10.000 Industriearbeitsplätze gehen in Deutschland Monat für Monat verloren, das umlagefinanzierte deutsche Rentensystem wäre ohne die riesigen staatlichen Zuschüsse längst am Ende, bei den gesetzlichen Krankenkassen klaffen immer größere Defizite und auch Städte und Gemeinden weisen den höchsten Fehlbetrag in der Geschichte der Bundesrepublik aus. Die Rücklagen sind vollständig aufgebraucht. Jetzt geht es laut Städtetag-Präsident Burkhard Jung an „die Substanz der kommunalen Daseinsvorsorge“. Wer vor diesem Hintergrund die unrealistische Hoffnung auf einen Staat schürt, der sich auch in Zukunft um alles kümmern wird und jedes Risiko fernhält, der ignoriert nicht nur die Sorgen der Menschen, die um ihren Arbeitsplatz bangen, er enthält einem ganzen Land Reformen vor, das diese dringend nötig hätte. 

„Die jetzige Krise der deutschen Industrie ist noch schlimmer als die Krise, die Kanzler Schröder einst mit seiner Agenda 2010 bewältigte,“ bringt Prof. Hans-Werner Sinn die gewaltige Herausforderung auf den Punkt. Es bedarf deshalb auch ein Reformprogramm, dass über den damaligen Kraftakt hinausgeht. Das gilt es auch klar zu kommunizieren. Nur wenn die Wirtschaft wächst, entsteht Wohlstand. Und nur wenn Wohlstand entsteht, ist ein Sozialstaat finanzierbar.  Doch einige suggerieren, dass mit der exorbitanten Schuldenaufnahme zu Beginn der Legislatur bereits ein maßgeblicher Beitrag zur Bewältigung der Wachstumskrise erfolgt sei. Bundesfinanzminister Lars Klingbeil nannte das einen „investitionspolitischen Paradigmenwechsel“. Um es in aller Klarheit zu sagen, bislang ist es nichts anderes als eine riskante Wette auf die Zukunft. Zieht das Wirtschaftswachstum an, steigen die Einnahmen und die Schuldentragfähigkeit bleibt gewahrt. Verharrt Deutschland jedoch in seiner Stagnation, reißen steigende Zinskosten ein zusätzliches Milliardenloch in die Haushaltspläne. Schulden allein verbessern nicht die Wettbewerbsfähigkeit des Wirtschaftsstandortes – ohne entschlossene Strukturreformen wird das deutsche Potentialwachstum bis Ende des Jahrzehnts auf mickrigen und völlig unzureichenden 0,5 Prozent des BIP verharren. Wer jetzt Reformen verweigert, garantiert deshalb, dass das Schuldenpaket vom großen Wurf zum Boomerang wird. 
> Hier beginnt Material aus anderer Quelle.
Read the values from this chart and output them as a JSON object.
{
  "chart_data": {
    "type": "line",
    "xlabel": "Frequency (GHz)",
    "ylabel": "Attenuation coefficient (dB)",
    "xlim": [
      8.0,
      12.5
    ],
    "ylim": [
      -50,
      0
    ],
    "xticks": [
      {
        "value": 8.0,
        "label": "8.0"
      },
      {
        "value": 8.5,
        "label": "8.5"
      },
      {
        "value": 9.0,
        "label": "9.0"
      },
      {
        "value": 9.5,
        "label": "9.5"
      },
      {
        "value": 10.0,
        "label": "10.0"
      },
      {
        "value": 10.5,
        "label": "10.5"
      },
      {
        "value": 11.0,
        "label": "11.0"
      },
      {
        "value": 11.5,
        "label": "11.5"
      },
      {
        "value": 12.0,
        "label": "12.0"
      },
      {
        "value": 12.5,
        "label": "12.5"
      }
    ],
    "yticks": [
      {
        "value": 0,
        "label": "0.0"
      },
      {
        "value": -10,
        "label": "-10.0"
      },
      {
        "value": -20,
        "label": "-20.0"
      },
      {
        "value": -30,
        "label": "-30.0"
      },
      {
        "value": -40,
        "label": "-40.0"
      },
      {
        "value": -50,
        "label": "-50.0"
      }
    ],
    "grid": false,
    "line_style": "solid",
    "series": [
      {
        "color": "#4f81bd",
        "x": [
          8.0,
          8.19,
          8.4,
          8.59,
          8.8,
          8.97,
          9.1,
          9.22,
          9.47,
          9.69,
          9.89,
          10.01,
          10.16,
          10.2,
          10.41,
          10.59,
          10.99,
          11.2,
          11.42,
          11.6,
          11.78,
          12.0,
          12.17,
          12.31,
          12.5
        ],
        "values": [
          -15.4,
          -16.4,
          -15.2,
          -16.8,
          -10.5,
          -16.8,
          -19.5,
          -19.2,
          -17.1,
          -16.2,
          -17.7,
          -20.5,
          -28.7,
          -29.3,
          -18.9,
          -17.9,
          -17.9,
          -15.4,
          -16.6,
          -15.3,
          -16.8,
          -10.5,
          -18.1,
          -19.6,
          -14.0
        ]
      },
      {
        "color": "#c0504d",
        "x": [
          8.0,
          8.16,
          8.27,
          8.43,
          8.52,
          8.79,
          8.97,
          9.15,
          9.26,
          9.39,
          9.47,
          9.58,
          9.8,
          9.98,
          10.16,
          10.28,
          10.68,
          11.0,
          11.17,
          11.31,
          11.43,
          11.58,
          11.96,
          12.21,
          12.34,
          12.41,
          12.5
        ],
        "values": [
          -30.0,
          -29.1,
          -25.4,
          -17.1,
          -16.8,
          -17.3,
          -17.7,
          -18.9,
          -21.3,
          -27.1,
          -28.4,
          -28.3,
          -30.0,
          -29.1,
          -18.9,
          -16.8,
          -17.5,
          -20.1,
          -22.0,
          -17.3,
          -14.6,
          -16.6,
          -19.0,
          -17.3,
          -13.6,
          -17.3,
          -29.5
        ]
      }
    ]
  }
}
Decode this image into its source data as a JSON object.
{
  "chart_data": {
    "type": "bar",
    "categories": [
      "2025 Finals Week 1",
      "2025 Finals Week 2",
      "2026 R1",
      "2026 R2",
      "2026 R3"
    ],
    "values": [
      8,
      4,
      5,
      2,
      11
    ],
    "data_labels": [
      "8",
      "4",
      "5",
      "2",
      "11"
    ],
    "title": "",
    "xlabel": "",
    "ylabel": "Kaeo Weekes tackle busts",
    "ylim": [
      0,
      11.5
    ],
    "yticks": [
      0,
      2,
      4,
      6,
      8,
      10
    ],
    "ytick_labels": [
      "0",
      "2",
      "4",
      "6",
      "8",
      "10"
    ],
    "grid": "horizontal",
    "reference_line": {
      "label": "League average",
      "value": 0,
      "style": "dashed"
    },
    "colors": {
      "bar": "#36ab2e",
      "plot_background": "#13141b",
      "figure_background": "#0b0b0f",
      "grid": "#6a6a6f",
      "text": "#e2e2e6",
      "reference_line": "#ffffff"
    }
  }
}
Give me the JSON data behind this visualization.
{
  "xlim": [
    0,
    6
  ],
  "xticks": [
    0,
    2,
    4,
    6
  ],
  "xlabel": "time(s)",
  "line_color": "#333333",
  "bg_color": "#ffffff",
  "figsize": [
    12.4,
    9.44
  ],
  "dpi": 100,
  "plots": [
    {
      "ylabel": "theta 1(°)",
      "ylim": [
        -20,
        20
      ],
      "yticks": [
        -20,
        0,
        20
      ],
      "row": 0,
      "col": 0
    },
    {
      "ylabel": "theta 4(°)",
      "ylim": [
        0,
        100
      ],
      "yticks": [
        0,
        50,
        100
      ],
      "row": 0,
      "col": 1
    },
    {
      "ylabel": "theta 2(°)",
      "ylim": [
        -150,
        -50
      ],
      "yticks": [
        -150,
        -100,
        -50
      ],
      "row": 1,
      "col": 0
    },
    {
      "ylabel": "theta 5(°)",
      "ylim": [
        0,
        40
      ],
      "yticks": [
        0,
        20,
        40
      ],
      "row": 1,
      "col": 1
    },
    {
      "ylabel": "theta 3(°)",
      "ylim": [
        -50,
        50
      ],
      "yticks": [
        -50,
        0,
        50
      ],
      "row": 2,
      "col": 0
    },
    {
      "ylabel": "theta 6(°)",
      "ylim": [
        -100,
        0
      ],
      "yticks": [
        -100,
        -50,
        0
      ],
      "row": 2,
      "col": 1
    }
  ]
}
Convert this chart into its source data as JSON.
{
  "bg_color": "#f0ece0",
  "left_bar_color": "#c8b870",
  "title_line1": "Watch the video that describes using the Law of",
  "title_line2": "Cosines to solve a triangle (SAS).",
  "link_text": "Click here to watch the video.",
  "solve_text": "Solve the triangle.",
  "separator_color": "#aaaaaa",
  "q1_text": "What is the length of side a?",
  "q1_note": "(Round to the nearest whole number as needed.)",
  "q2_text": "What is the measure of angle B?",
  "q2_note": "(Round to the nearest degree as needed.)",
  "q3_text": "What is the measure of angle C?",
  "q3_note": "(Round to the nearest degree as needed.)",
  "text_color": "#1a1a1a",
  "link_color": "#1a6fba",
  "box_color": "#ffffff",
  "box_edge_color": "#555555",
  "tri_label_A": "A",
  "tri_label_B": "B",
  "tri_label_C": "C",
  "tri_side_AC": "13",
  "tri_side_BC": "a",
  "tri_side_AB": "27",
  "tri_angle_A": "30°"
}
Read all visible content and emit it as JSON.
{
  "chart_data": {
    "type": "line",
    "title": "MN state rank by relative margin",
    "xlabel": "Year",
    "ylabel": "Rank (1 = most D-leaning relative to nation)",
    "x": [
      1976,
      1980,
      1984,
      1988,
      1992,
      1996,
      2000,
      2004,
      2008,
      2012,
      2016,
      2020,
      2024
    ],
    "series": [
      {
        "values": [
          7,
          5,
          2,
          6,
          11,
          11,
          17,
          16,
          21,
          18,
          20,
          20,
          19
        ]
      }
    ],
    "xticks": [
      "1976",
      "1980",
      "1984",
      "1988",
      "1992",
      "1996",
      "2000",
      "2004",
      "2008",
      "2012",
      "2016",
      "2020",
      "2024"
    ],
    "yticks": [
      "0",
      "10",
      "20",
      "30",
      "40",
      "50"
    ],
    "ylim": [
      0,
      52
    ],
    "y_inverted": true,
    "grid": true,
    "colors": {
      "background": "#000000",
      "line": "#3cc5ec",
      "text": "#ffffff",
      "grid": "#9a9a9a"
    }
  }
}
Ludwig Erhard warnte eindringlich davor, den Wohlfahrtsstaat allzu beschwingt auszubauen. Am Ende des „unheilvollen Drangs zum Versorgungsstaat“ werde der „soziale Untertan“ stehen. Denn in jedem Umverteilungssystem vertieft sich die Kluft zwischen wachsenden Ansprüchen und sinkender Leistungsbereitschaft. Mit dem Fortschreiten dieser Entwicklung degeneriert die Marktwirtschaft. Neid wird zur entscheidenden Triebkraft. Doch die Bürger haben ein feines Gespür für politische Scheinwelten und unrealistische Versprechungen. Laut aktuellen Umfragen halten 64 Prozent der Deutschen den Sozialstaat nicht mehr für finanzierbar. Sogar satte 83 Prozent zweifeln an der Zukunftssicherheit der gesetzlichen Rente. Sie wissen, dass nicht mehr alle Leistungen nach dem Solidaritätsprinzip finanzierbar sind und irgendwo mehr private Vorsorge notwendig ist. Wer jegliche Leistungskürzungen ausschließt, darf sich nicht als Bewahrer des Sozialstaats ausgeben, sondern muss ehrlich hinzufügen, dass dies in den nächsten Jahren aufgrund steigender Sozialversicherungsbeiträge automatisch immer weniger Netto vom Brutto bedeutet.

Die Grundtöne der sozialdemokratischen Parteispitze sind immer deutlicher von einem generellen Misstrauen gegenüber der Marktwirtschaft geprägt. Doch wer Ziele formuliert, die ökonomisch nicht realistisch erreichbar sind, darf nicht das System verantwortlich machen, dass die Illusionen platzen lässt. Statt immer wieder mit Klassenkampfparolen gegen jede Art von Reformvorschlag zu wettern, ist es an der Zeit, sich endlich mal der gemeinsamen Verantwortung zu stellen.